A POST-IMPRESSIONIST

     Peter Wilson, A.R.A.,
     In his small atelier,
     Studied Continental Schools,
     Drew by Academic rules.
     So he made his bid for fame,
     But no golden answer came,
     For the fashion of his day
     Chanced to set the other way,
     And decadent forms of Art
     Drew the patrons of the mart.

     Now this poor reward of merit
     Rankled so in Peter's spirit,
     It was more than he could bear;
     So one night in mad despair
     He took his canvas for the year
     ("Isle of Wight from Southsea Pier"),
     And he hurled it from his sight,
     Hurled it blindly to the night,
     Saw it fall diminuendo
     From the open lattice window,
     Till it landed with a flop
     On the dust-bin's ashen top,
     Where, 'mid damp and rain and grime,
     It remained till morning time.

     Then when morning brought reflection,
     He was shamed at his dejection,
     And he thought with consternation
     Of his poor, ill-used creation;
     Down he rushed, and found it there
     Lying all exposed and bare,
     Mud-bespattered, spoiled, and botched,
     Water sodden, fungus-blotched,
     All the outlines blurred and wavy,
     All the colours turned to gravy,
     Fluids of a dappled hue,
     Blues on red and reds on blue,
     A pea-green mother with her daughter,
     Crazy boats on crazy water
     Steering out to who knows what,
     An island or a lobster-pot?

     Oh, the wretched man's despair!
     Was it lost beyond repair?
     Swift he bore it from below,
     Hastened to the studio,
     Where with anxious eyes he studied
     If the ruin, blotched and muddied,
     Could by any human skill
     Be made a normal picture still.

     Thus in most repentant mood
     Unhappy Peter Wilson stood,
     When, with pompous face, self-centred,
     Willoughby the critic entered —
     He of whom it has been said
     He lives a century ahead —
     And sees with his prophetic eye
     The forms which Time will justify,
     A fact which surely must abate
     All longing to reincarnate.

     "Ah, Wilson," said the famous man,
     Turning himself the walls to scan,
     "The same old style of thing I trace,
     Workmanlike but commonplace.
     Believe me, sir, the work that lives
     Must furnish more than Nature gives.
     'The light that never was,' you know,
     That is your mark — but here,   hullo!

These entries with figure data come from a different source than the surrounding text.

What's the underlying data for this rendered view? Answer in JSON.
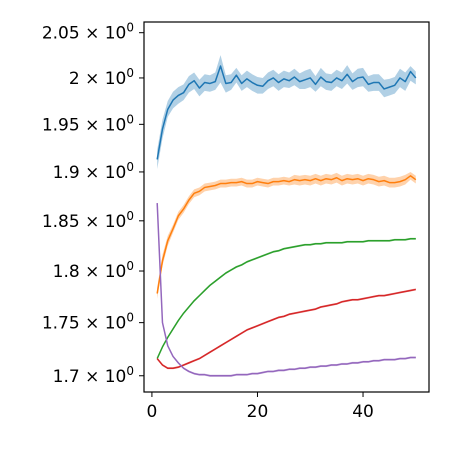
{
  "chart_data": {
    "type": "line",
    "title": "",
    "xlabel": "",
    "ylabel": "",
    "yscale": "log",
    "grid": false,
    "legend": "none",
    "xlim": [
      -1.5,
      52.5
    ],
    "ylim": [
      1.685,
      2.062
    ],
    "xticks": [
      {
        "value": 0,
        "label": "0"
      },
      {
        "value": 20,
        "label": "20"
      },
      {
        "value": 40,
        "label": "40"
      }
    ],
    "yticks": [
      {
        "value": 1.7,
        "base": "1.7"
      },
      {
        "value": 1.75,
        "base": "1.75"
      },
      {
        "value": 1.8,
        "base": "1.8"
      },
      {
        "value": 1.85,
        "base": "1.85"
      },
      {
        "value": 1.9,
        "base": "1.9"
      },
      {
        "value": 1.95,
        "base": "1.95"
      },
      {
        "value": 2.0,
        "base": "2"
      },
      {
        "value": 2.05,
        "base": "2.05"
      }
    ],
    "series": [
      {
        "color": "#1f77b4",
        "x": [
          1,
          2,
          3,
          4,
          5,
          6,
          7,
          8,
          9,
          10,
          11,
          12,
          13,
          14,
          15,
          16,
          17,
          18,
          19,
          20,
          21,
          22,
          23,
          24,
          25,
          26,
          27,
          28,
          29,
          30,
          31,
          32,
          33,
          34,
          35,
          36,
          37,
          38,
          39,
          40,
          41,
          42,
          43,
          44,
          45,
          46,
          47,
          48,
          49,
          50
        ],
        "y": [
          1.913,
          1.945,
          1.966,
          1.976,
          1.981,
          1.984,
          1.993,
          1.997,
          1.989,
          1.995,
          1.994,
          1.996,
          2.013,
          1.994,
          1.995,
          2.003,
          1.994,
          1.999,
          1.995,
          1.992,
          1.991,
          1.997,
          2.0,
          1.995,
          1.999,
          1.997,
          2.001,
          1.996,
          1.998,
          2.0,
          1.993,
          2.001,
          1.996,
          1.995,
          2.0,
          1.997,
          2.004,
          1.996,
          2.0,
          2.001,
          1.993,
          1.995,
          1.995,
          1.988,
          1.99,
          1.992,
          2.0,
          1.996,
          2.007,
          2.0
        ],
        "lower": [
          1.903,
          1.935,
          1.958,
          1.967,
          1.972,
          1.976,
          1.984,
          1.988,
          1.98,
          1.986,
          1.985,
          1.987,
          1.995,
          1.984,
          1.987,
          1.995,
          1.986,
          1.99,
          1.986,
          1.983,
          1.983,
          1.988,
          1.991,
          1.986,
          1.99,
          1.989,
          1.992,
          1.988,
          1.988,
          1.99,
          1.985,
          1.991,
          1.987,
          1.986,
          1.991,
          1.988,
          1.994,
          1.987,
          1.99,
          1.991,
          1.985,
          1.986,
          1.986,
          1.979,
          1.981,
          1.983,
          1.99,
          1.986,
          1.997,
          1.993
        ],
        "upper": [
          1.923,
          1.955,
          1.975,
          1.985,
          1.99,
          1.993,
          2.002,
          2.006,
          1.998,
          2.004,
          2.003,
          2.006,
          2.025,
          2.003,
          2.004,
          2.011,
          2.003,
          2.008,
          2.004,
          2.001,
          2.0,
          2.006,
          2.009,
          2.004,
          2.008,
          2.006,
          2.01,
          2.005,
          2.008,
          2.01,
          2.002,
          2.011,
          2.005,
          2.004,
          2.009,
          2.006,
          2.014,
          2.005,
          2.01,
          2.011,
          2.002,
          2.004,
          2.004,
          1.998,
          1.999,
          2.001,
          2.01,
          2.006,
          2.013,
          2.007
        ]
      },
      {
        "color": "#ff7f0e",
        "x": [
          1,
          2,
          3,
          4,
          5,
          6,
          7,
          8,
          9,
          10,
          11,
          12,
          13,
          14,
          15,
          16,
          17,
          18,
          19,
          20,
          21,
          22,
          23,
          24,
          25,
          26,
          27,
          28,
          29,
          30,
          31,
          32,
          33,
          34,
          35,
          36,
          37,
          38,
          39,
          40,
          41,
          42,
          43,
          44,
          45,
          46,
          47,
          48,
          49,
          50
        ],
        "y": [
          1.778,
          1.81,
          1.83,
          1.842,
          1.855,
          1.862,
          1.871,
          1.878,
          1.88,
          1.884,
          1.885,
          1.886,
          1.888,
          1.888,
          1.889,
          1.889,
          1.89,
          1.888,
          1.888,
          1.89,
          1.889,
          1.888,
          1.89,
          1.89,
          1.891,
          1.89,
          1.892,
          1.891,
          1.892,
          1.891,
          1.893,
          1.891,
          1.893,
          1.892,
          1.894,
          1.891,
          1.893,
          1.892,
          1.893,
          1.891,
          1.893,
          1.892,
          1.89,
          1.891,
          1.889,
          1.889,
          1.89,
          1.892,
          1.896,
          1.892
        ],
        "lower": [
          1.773,
          1.805,
          1.825,
          1.838,
          1.851,
          1.858,
          1.867,
          1.874,
          1.876,
          1.88,
          1.881,
          1.882,
          1.884,
          1.884,
          1.885,
          1.885,
          1.886,
          1.884,
          1.884,
          1.886,
          1.885,
          1.884,
          1.886,
          1.886,
          1.887,
          1.886,
          1.887,
          1.886,
          1.887,
          1.886,
          1.888,
          1.886,
          1.888,
          1.887,
          1.889,
          1.886,
          1.888,
          1.887,
          1.888,
          1.886,
          1.888,
          1.887,
          1.885,
          1.886,
          1.884,
          1.884,
          1.885,
          1.887,
          1.892,
          1.888
        ],
        "upper": [
          1.784,
          1.816,
          1.835,
          1.846,
          1.859,
          1.866,
          1.875,
          1.882,
          1.884,
          1.888,
          1.889,
          1.89,
          1.892,
          1.892,
          1.893,
          1.893,
          1.894,
          1.892,
          1.892,
          1.894,
          1.893,
          1.892,
          1.894,
          1.894,
          1.895,
          1.894,
          1.897,
          1.896,
          1.897,
          1.896,
          1.898,
          1.896,
          1.898,
          1.897,
          1.899,
          1.896,
          1.898,
          1.897,
          1.898,
          1.896,
          1.898,
          1.897,
          1.895,
          1.896,
          1.894,
          1.894,
          1.895,
          1.897,
          1.9,
          1.896
        ]
      },
      {
        "color": "#2ca02c",
        "x": [
          1,
          2,
          3,
          4,
          5,
          6,
          7,
          8,
          9,
          10,
          11,
          12,
          13,
          14,
          15,
          16,
          17,
          18,
          19,
          20,
          21,
          22,
          23,
          24,
          25,
          26,
          27,
          28,
          29,
          30,
          31,
          32,
          33,
          34,
          35,
          36,
          37,
          38,
          39,
          40,
          41,
          42,
          43,
          44,
          45,
          46,
          47,
          48,
          49,
          50
        ],
        "y": [
          1.716,
          1.727,
          1.736,
          1.744,
          1.752,
          1.759,
          1.765,
          1.771,
          1.776,
          1.781,
          1.786,
          1.79,
          1.794,
          1.798,
          1.801,
          1.804,
          1.806,
          1.809,
          1.811,
          1.813,
          1.815,
          1.817,
          1.819,
          1.82,
          1.822,
          1.823,
          1.824,
          1.825,
          1.826,
          1.826,
          1.827,
          1.827,
          1.828,
          1.828,
          1.828,
          1.828,
          1.829,
          1.829,
          1.829,
          1.829,
          1.83,
          1.83,
          1.83,
          1.83,
          1.83,
          1.831,
          1.831,
          1.831,
          1.832,
          1.832
        ],
        "lower": [
          1.715,
          1.726,
          1.735,
          1.743,
          1.751,
          1.758,
          1.764,
          1.77,
          1.775,
          1.78,
          1.785,
          1.789,
          1.793,
          1.797,
          1.8,
          1.803,
          1.805,
          1.808,
          1.81,
          1.812,
          1.814,
          1.816,
          1.818,
          1.819,
          1.821,
          1.822,
          1.823,
          1.824,
          1.825,
          1.825,
          1.826,
          1.826,
          1.827,
          1.827,
          1.827,
          1.827,
          1.828,
          1.828,
          1.828,
          1.828,
          1.829,
          1.829,
          1.829,
          1.829,
          1.829,
          1.83,
          1.83,
          1.83,
          1.831,
          1.831
        ],
        "upper": [
          1.717,
          1.728,
          1.737,
          1.745,
          1.753,
          1.76,
          1.766,
          1.772,
          1.777,
          1.782,
          1.787,
          1.791,
          1.795,
          1.799,
          1.802,
          1.805,
          1.807,
          1.81,
          1.812,
          1.814,
          1.816,
          1.818,
          1.82,
          1.821,
          1.823,
          1.824,
          1.825,
          1.826,
          1.827,
          1.827,
          1.828,
          1.828,
          1.829,
          1.829,
          1.829,
          1.829,
          1.83,
          1.83,
          1.83,
          1.83,
          1.831,
          1.831,
          1.831,
          1.831,
          1.831,
          1.832,
          1.832,
          1.832,
          1.833,
          1.833
        ]
      },
      {
        "color": "#d62728",
        "x": [
          1,
          2,
          3,
          4,
          5,
          6,
          7,
          8,
          9,
          10,
          11,
          12,
          13,
          14,
          15,
          16,
          17,
          18,
          19,
          20,
          21,
          22,
          23,
          24,
          25,
          26,
          27,
          28,
          29,
          30,
          31,
          32,
          33,
          34,
          35,
          36,
          37,
          38,
          39,
          40,
          41,
          42,
          43,
          44,
          45,
          46,
          47,
          48,
          49,
          50
        ],
        "y": [
          1.716,
          1.71,
          1.707,
          1.707,
          1.708,
          1.71,
          1.712,
          1.714,
          1.716,
          1.719,
          1.722,
          1.725,
          1.728,
          1.731,
          1.734,
          1.737,
          1.74,
          1.743,
          1.745,
          1.747,
          1.749,
          1.751,
          1.753,
          1.755,
          1.756,
          1.758,
          1.759,
          1.76,
          1.761,
          1.762,
          1.763,
          1.765,
          1.766,
          1.767,
          1.768,
          1.77,
          1.771,
          1.772,
          1.772,
          1.773,
          1.774,
          1.775,
          1.776,
          1.776,
          1.777,
          1.778,
          1.779,
          1.78,
          1.781,
          1.782
        ],
        "lower": [
          1.715,
          1.709,
          1.706,
          1.706,
          1.707,
          1.709,
          1.711,
          1.713,
          1.715,
          1.718,
          1.721,
          1.724,
          1.727,
          1.73,
          1.733,
          1.736,
          1.739,
          1.742,
          1.744,
          1.746,
          1.748,
          1.75,
          1.752,
          1.754,
          1.755,
          1.757,
          1.758,
          1.759,
          1.76,
          1.761,
          1.762,
          1.764,
          1.765,
          1.766,
          1.767,
          1.769,
          1.77,
          1.771,
          1.771,
          1.772,
          1.773,
          1.774,
          1.775,
          1.775,
          1.776,
          1.777,
          1.778,
          1.779,
          1.78,
          1.781
        ],
        "upper": [
          1.717,
          1.711,
          1.708,
          1.708,
          1.709,
          1.711,
          1.713,
          1.715,
          1.717,
          1.72,
          1.723,
          1.726,
          1.729,
          1.732,
          1.735,
          1.738,
          1.741,
          1.744,
          1.746,
          1.748,
          1.75,
          1.752,
          1.754,
          1.756,
          1.757,
          1.759,
          1.76,
          1.761,
          1.762,
          1.763,
          1.764,
          1.766,
          1.767,
          1.768,
          1.769,
          1.771,
          1.772,
          1.773,
          1.773,
          1.774,
          1.775,
          1.776,
          1.777,
          1.777,
          1.778,
          1.779,
          1.78,
          1.781,
          1.782,
          1.783
        ]
      },
      {
        "color": "#9467bd",
        "x": [
          1,
          2,
          3,
          4,
          5,
          6,
          7,
          8,
          9,
          10,
          11,
          12,
          13,
          14,
          15,
          16,
          17,
          18,
          19,
          20,
          21,
          22,
          23,
          24,
          25,
          26,
          27,
          28,
          29,
          30,
          31,
          32,
          33,
          34,
          35,
          36,
          37,
          38,
          39,
          40,
          41,
          42,
          43,
          44,
          45,
          46,
          47,
          48,
          49,
          50
        ],
        "y": [
          1.868,
          1.75,
          1.728,
          1.718,
          1.712,
          1.707,
          1.704,
          1.702,
          1.701,
          1.701,
          1.7,
          1.7,
          1.7,
          1.7,
          1.7,
          1.701,
          1.701,
          1.701,
          1.702,
          1.702,
          1.703,
          1.704,
          1.704,
          1.705,
          1.705,
          1.706,
          1.706,
          1.707,
          1.707,
          1.708,
          1.708,
          1.709,
          1.709,
          1.71,
          1.71,
          1.711,
          1.711,
          1.712,
          1.712,
          1.713,
          1.713,
          1.714,
          1.714,
          1.715,
          1.715,
          1.715,
          1.716,
          1.716,
          1.717,
          1.717
        ],
        "lower": [
          1.867,
          1.749,
          1.727,
          1.717,
          1.711,
          1.706,
          1.703,
          1.701,
          1.7,
          1.7,
          1.699,
          1.699,
          1.699,
          1.699,
          1.699,
          1.7,
          1.7,
          1.7,
          1.701,
          1.701,
          1.702,
          1.703,
          1.703,
          1.704,
          1.704,
          1.705,
          1.705,
          1.706,
          1.706,
          1.707,
          1.707,
          1.708,
          1.708,
          1.709,
          1.709,
          1.71,
          1.71,
          1.711,
          1.711,
          1.712,
          1.712,
          1.713,
          1.713,
          1.714,
          1.714,
          1.714,
          1.715,
          1.715,
          1.716,
          1.716
        ],
        "upper": [
          1.869,
          1.751,
          1.729,
          1.719,
          1.713,
          1.708,
          1.705,
          1.703,
          1.702,
          1.702,
          1.701,
          1.701,
          1.701,
          1.701,
          1.701,
          1.702,
          1.702,
          1.702,
          1.703,
          1.703,
          1.704,
          1.705,
          1.705,
          1.706,
          1.706,
          1.707,
          1.707,
          1.708,
          1.708,
          1.709,
          1.709,
          1.71,
          1.71,
          1.711,
          1.711,
          1.712,
          1.712,
          1.713,
          1.713,
          1.714,
          1.714,
          1.715,
          1.715,
          1.716,
          1.716,
          1.716,
          1.717,
          1.717,
          1.718,
          1.718
        ]
      }
    ]
  }
}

     What's this? What's this? Magnificent!
     I've wronged you, Wilson! I repent!
     A masterpiece! A perfect thing!
     What atmosphere! What colouring!
     Spanish Armada, is it not?
     A view of Ryde, no matter what,
     I pledge my critical renown
     That this will be the talk of Town.
     Where did you get those daring hues,
     Those blues on reds, those reds on
        blues?
     That pea-green face, that gamboge sky?
     You've far outcried the latest cry—
     Out Monet-ed Monet.   I have said
     Our Art was sleeping, but not dead.
     Long have we waited for the Star,
     I watched the skies for it afar,
     The hour has come—and here you are."

     And that is how our artist friend
     Found his struggles at an end,
     And from his little Chelsea flat
     Became the Park Lane plutocrat.
     'Neath his sheltered garden wall
     When the rain begins to fall,
     And the stormy winds do blow,
     You may see them in a row,
     Red effects and lake and yellow
     Getting nicely blurred and mellow.
     With the subtle gauzy mist
     Of the great Impressionist.
     Ask him how he chanced to find
     How to leave the French behind,
     And he answers quick and smart,
     "English climate's best for Art."